Sadly, Indian and Hindu nationalism can be identified as playing a role in a great deal of historical debate such as that of the Gupta origins, so it is difficult to regard many opinions as being entirely objective. However, logically, it would seem that power bases are likely to be more closely aligned to wealth bases, and greater proximity to both the trading wealth of the Delta lands, and to the great cities that we have every reason to believe developed around the deltaic lands, might support assumptions of origin closest to the delta.
The Gupta Empire seems to have been founded in the second part of the third century CE, and, as it blossomed, and spread, became historically famed for “inventions and discoveries in science, technology, engineering, art, dialectic, literature, logic, mathematics, astronomy, religion, and philosophy.”
It need, however, hardly be said that such evolution, and rapid social, cultural, and intellectual development cannot have emerged, quite suddenly, from nowhere.
Despite the strong Hindu influence of the dynasty, and the many attempts by Hindu historians to point to this “golden age,” as the fruit of Hindu development, it seems reasonable to recall that, with, at that time, already over 800 years of existence, the Buddhist faith group had made remarkable strides forward in their links with such developing cultures as those of China, that had probably already begun to embrace the Buddhist beliefs and practices.
Rather, one suspects, the Gupta were good at avoiding the communalism of the Brahmin culture, embracing, rather, all that the history of the environment of the foundation places of the Empire had to offer.
We have evidence, from pre-Gupta period crafts and artefacts, that these lands around the delta were far from uncivilised. Indeed, museum collections around Bangladesh reveal the advanced skills of sculptors, jewellers, metal workers, and terracotta workers, amongst others, who have left enduring traces.

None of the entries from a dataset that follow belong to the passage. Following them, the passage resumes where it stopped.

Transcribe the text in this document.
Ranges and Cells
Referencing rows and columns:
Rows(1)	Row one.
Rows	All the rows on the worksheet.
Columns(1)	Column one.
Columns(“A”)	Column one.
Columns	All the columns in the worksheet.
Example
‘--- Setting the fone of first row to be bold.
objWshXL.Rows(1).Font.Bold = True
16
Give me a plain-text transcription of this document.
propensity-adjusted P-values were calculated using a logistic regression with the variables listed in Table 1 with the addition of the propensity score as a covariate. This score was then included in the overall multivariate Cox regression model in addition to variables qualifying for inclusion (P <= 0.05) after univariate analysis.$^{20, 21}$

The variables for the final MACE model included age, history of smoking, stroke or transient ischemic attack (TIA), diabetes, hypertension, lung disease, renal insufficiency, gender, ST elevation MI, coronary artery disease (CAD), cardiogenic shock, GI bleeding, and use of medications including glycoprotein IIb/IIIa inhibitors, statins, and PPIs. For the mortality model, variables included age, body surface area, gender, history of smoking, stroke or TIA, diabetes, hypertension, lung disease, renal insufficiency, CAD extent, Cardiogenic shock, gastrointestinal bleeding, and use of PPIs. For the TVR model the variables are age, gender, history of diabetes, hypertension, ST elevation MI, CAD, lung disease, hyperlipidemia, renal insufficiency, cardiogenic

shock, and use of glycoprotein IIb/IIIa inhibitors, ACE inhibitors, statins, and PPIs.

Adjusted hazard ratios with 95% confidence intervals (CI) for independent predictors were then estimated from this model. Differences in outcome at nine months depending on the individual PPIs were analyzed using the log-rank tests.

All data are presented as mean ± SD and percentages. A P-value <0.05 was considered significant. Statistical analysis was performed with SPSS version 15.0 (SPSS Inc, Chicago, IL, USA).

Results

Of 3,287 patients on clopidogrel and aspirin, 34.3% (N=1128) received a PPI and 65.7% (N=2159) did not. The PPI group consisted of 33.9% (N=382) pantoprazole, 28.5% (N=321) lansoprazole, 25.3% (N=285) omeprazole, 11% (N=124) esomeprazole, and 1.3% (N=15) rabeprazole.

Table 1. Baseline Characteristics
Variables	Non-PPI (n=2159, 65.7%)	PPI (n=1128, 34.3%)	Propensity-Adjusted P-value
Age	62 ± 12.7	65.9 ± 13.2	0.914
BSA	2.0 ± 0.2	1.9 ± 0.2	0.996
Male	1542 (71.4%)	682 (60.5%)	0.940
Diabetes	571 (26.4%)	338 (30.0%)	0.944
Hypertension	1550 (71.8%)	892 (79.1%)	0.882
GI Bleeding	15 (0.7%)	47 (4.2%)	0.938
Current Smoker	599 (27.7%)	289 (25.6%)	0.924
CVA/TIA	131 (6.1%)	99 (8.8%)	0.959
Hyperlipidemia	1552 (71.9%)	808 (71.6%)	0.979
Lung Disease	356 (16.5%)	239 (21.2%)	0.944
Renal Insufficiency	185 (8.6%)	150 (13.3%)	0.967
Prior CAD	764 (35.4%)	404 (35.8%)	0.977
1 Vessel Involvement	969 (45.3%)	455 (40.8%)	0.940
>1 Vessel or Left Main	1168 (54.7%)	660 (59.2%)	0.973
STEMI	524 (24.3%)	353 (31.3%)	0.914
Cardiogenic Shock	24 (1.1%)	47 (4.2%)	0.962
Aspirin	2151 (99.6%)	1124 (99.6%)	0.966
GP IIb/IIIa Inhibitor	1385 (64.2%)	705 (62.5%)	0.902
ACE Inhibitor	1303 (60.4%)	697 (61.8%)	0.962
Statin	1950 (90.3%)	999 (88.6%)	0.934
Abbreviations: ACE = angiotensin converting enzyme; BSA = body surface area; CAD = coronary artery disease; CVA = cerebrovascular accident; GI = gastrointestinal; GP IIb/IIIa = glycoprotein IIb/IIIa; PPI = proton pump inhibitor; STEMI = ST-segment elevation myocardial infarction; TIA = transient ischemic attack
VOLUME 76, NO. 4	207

And we cannot forget the literature that originates in that area, too.
Even scientific and engineering skills of a much earlier period are manifested in the enduring “lost wax” sculptural and casting work, still practiced, largely as a tourist craft, in Bangladesh.
Sad to say, despite the fact that this “golden age” may have had its birth in the lands that are now Bangladesh, there appears to be little tangible evidence of its far reaching influence remaining in these lands.
However, it has often been suggested that the lands around the Ganges delta were, in the last millennium BCE, and for centuries of the common era, a perfect example of the great Baron de Montesquieu, the early 18th century, French philosopher’s premise that “peace is the natural consequence of trade.”
It certainly appears that the golden age of the Gupta empire differs most significantly from the brief, early second millennium Hindu rulers, the Senas, who adhere to a more militant, Brahmanic tradition of exclusion of others, in its evident tolerance of Buddhist development, and even rule of parts of its empire.
In this tolerance, it more closely mirrored another 500 years earlier Hindu ruling dynasty, the Sunga dynasty, in keeping the peace to protect the flourishing international trade from which it derived so much of its economic power.
A strong economy, and a largely peaceful environment is, of course, a generally recognised prerequisite to cultural and social development. And it was, doubtless, such an environment that saw an early flowering of educational attainment, including, probably, the mathematical assertion of such contentious issues as the decimal system, and the concept of zero. These were mathematical achievements that, through a millennium of exchange between Indian sub-continent and the Middle East, laid the foundation for later Arab supremacy in such disciplines.
The mathematical skills probably also lay at the foundation of significant advances in both architecture and engineering, as well as a wide array of artistic achievement.
In such an advanced culture, especially, it seems that these lands that are now Bangladesh, may well lay claim, through its trading expertise, to have laid a foundation stone to cultural development that was, to eventually become a hallmark of historic Indian culture as a whole.